Le poids subi par le jeune homme se manifeste par le vocabulaire « devoir », « responsable »
et l’adverbe « encore » trahit la souffrance endurée. Suit alors une accumulation d’infinitifs
qui dicte à Antoine sa conduite sur tous les plans :

« Être silencieux et admettre la fatalité » : la soumission et le silence


« Et te plaindre aussi, m’inquiéter de toi à distance » : la compassion et la peur pour son frère
« Et ne plus jamais oser dire un mot contre toi, ne plus jamais oser penser un mot contre toi
» : le refus de se plaindre du passé, la culpabilité de le faire.
« Rester là, comme un benêt, à t’attendre » : l’immobilité et l’attente. La comparaison, avec le
choix d’un terme un peu vieilli, « benêt », souligne l’idiotie à laquelle Antoine est contraint.

 Ainsi le départ de Louis, loin de libérer Antoine, le fige de manière plus violente encore et le
rend encore plus dépendant de son frère. Le dernier verbe « t’attendre » suspend la vie
d’Antoine au retour de son frère.

Mouvement 3 :

 Enfant prétendument aimé et comblé dans son enfance, cette image d’Antoine est toujours
celle qu’on lui donne, ». Louis ayant monopolisé le droit au malheur ; Antoine se définit avec
emphase «Moi, je suis la personne le plus heureuse de la terre » comme l’antithèse, le
contraire de son frère.

 Ce bonheur, Antoine l’explicite par l’absence de grands événements tragiques ou


malheureux : « il ne m’arrive jamais rien » ou par leur extrême rareté : « et m’arrive-t-il
quelque chose que je ne peux pas me plaindre/puisque, « à l’ordinaire » /il ne m’arrive
jamais rien ».

 L’ironie du personnage est ici amère, car Antoine associe à sa vie le terme de « rien » (et il va
continuer à le faire jusqu’au bout de sa tirade).Le frère cadet est ainsi frustré de n’avoir
jamais eu le droit de se plaindre et d’assumer ses souffrances.

Conclusion :

Ce passage est un point culminant de la pièce, et il peut être lu à plusieurs niveaux.
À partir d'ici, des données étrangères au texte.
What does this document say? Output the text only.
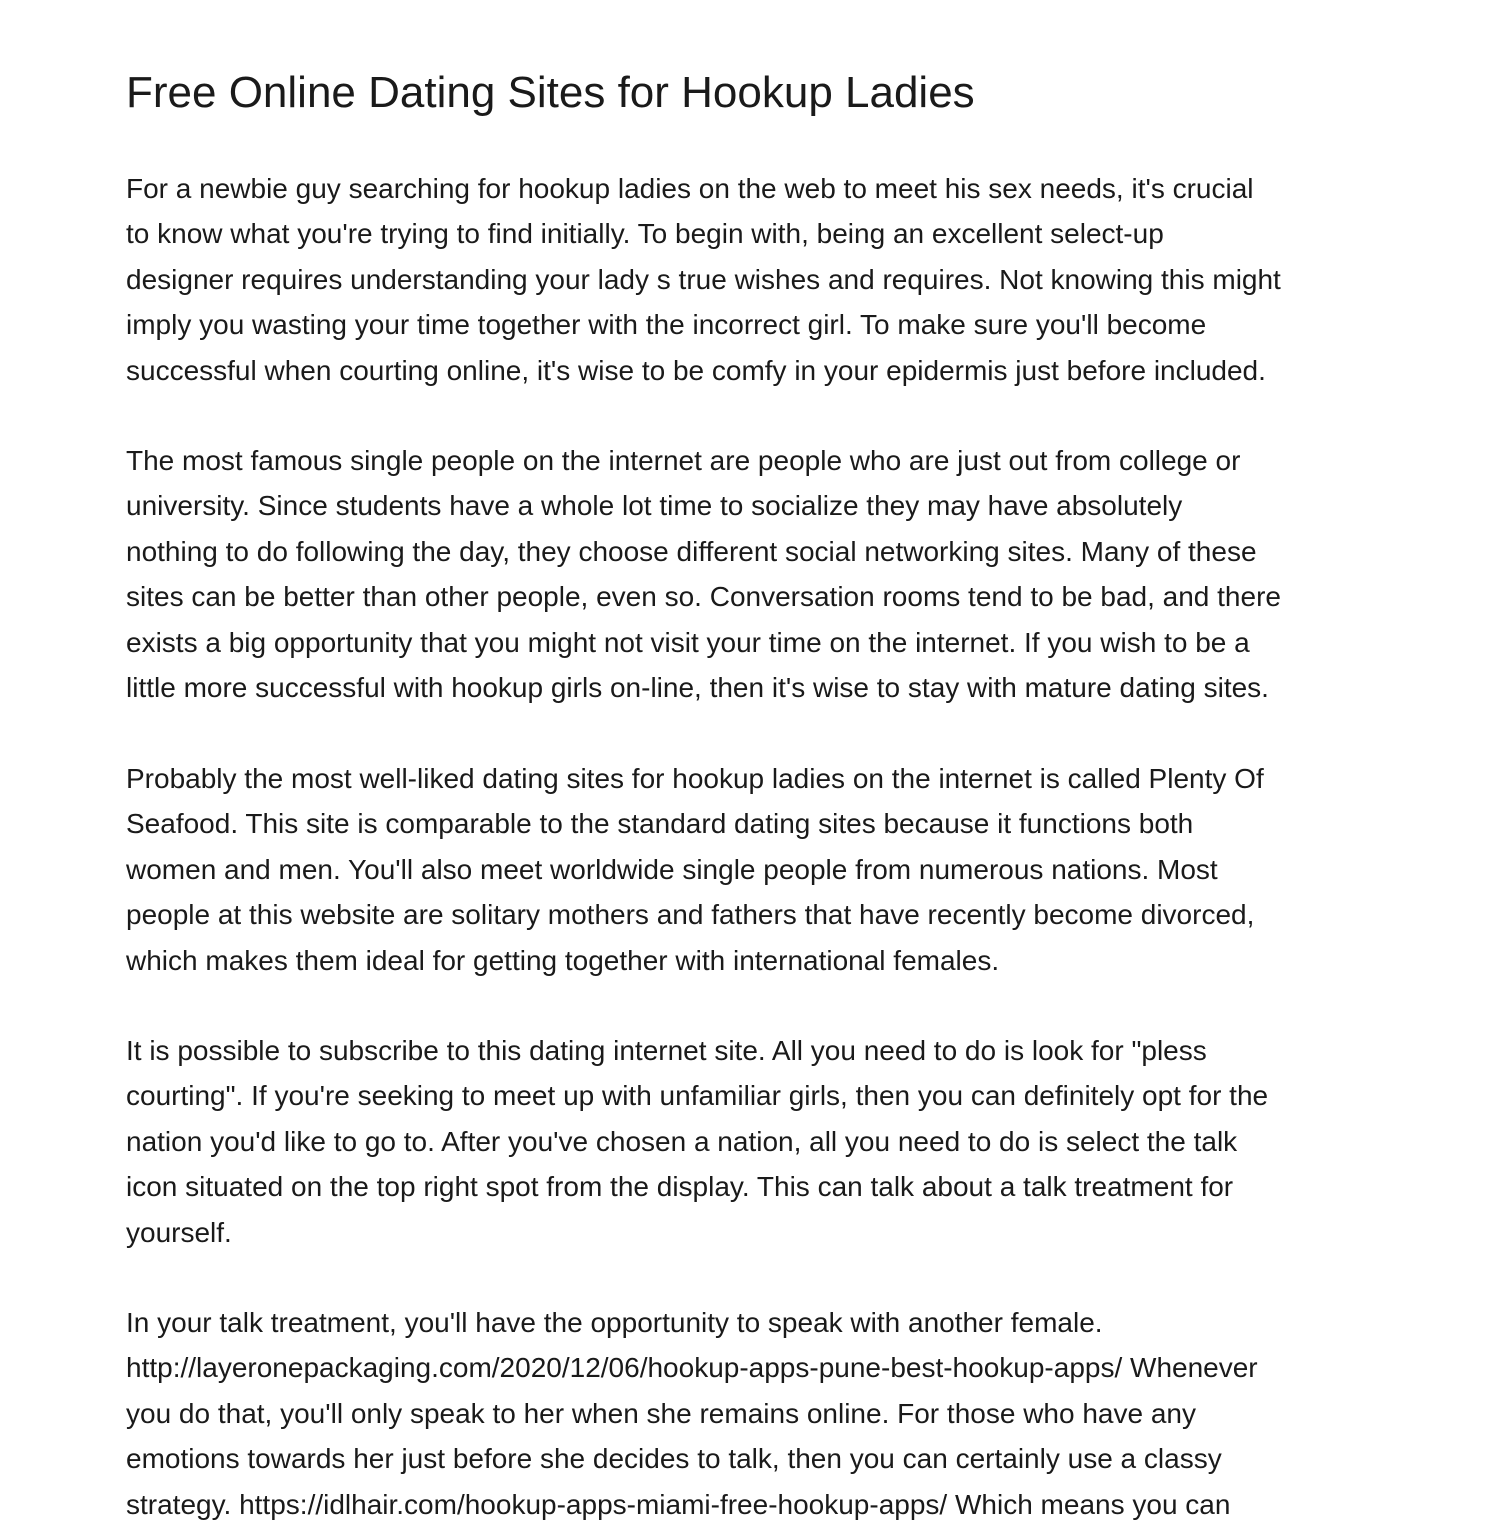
Free Online Dating Sites for Hookup Ladies

For a newbie guy searching for hookup ladies on the web to meet his sex needs, it's crucial
to know what you're trying to find initially. To begin with, being an excellent select-up
designer requires understanding your lady s true wishes and requires. Not knowing this might
imply you wasting your time together with the incorrect girl. To make sure you'll become
successful when courting online, it's wise to be comfy in your epidermis just before included.

The most famous single people on the internet are people who are just out from college or
university. Since students have a whole lot time to socialize they may have absolutely
nothing to do following the day, they choose different social networking sites. Many of these
sites can be better than other people, even so. Conversation rooms tend to be bad, and there
exists a big opportunity that you might not visit your time on the internet. If you wish to be a
little more successful with hookup girls on-line, then it's wise to stay with mature dating sites.

Probably the most well-liked dating sites for hookup ladies on the internet is called Plenty Of
Seafood. This site is comparable to the standard dating sites because it functions both
women and men. You'll also meet worldwide single people from numerous nations. Most
people at this website are solitary mothers and fathers that have recently become divorced,
which makes them ideal for getting together with international females.

It is possible to subscribe to this dating internet site. All you need to do is look for "pless
courting". If you're seeking to meet up with unfamiliar girls, then you can definitely opt for the
nation you'd like to go to. After you've chosen a nation, all you need to do is select the talk
icon situated on the top right spot from the display. This can talk about a talk treatment for
yourself.

In your talk treatment, you'll have the opportunity to speak with another female.
http://layeronepackaging.com/2020/12/06/hookup-apps-pune-best-hookup-apps/ Whenever
you do that, you'll only speak to her when she remains online. For those who have any
emotions towards her just before she decides to talk, then you can certainly use a classy
strategy. https://idlhair.com/hookup-apps-miami-free-hookup-apps/ Which means you can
D'abord, comme
un drame familial : le conflit entre deux frères, où celui qui est resté dénonce le mal commis par celui
qui est parti.

Mais la situation de cette tirade vers la fin de la pièce et le relations tendues ne présage aucune
réconciliations entre ces deux frères, les malentendus, le manque d’échanges et l’absence de
dialogue intensifient la crise des personnes et par la même celle de la famille.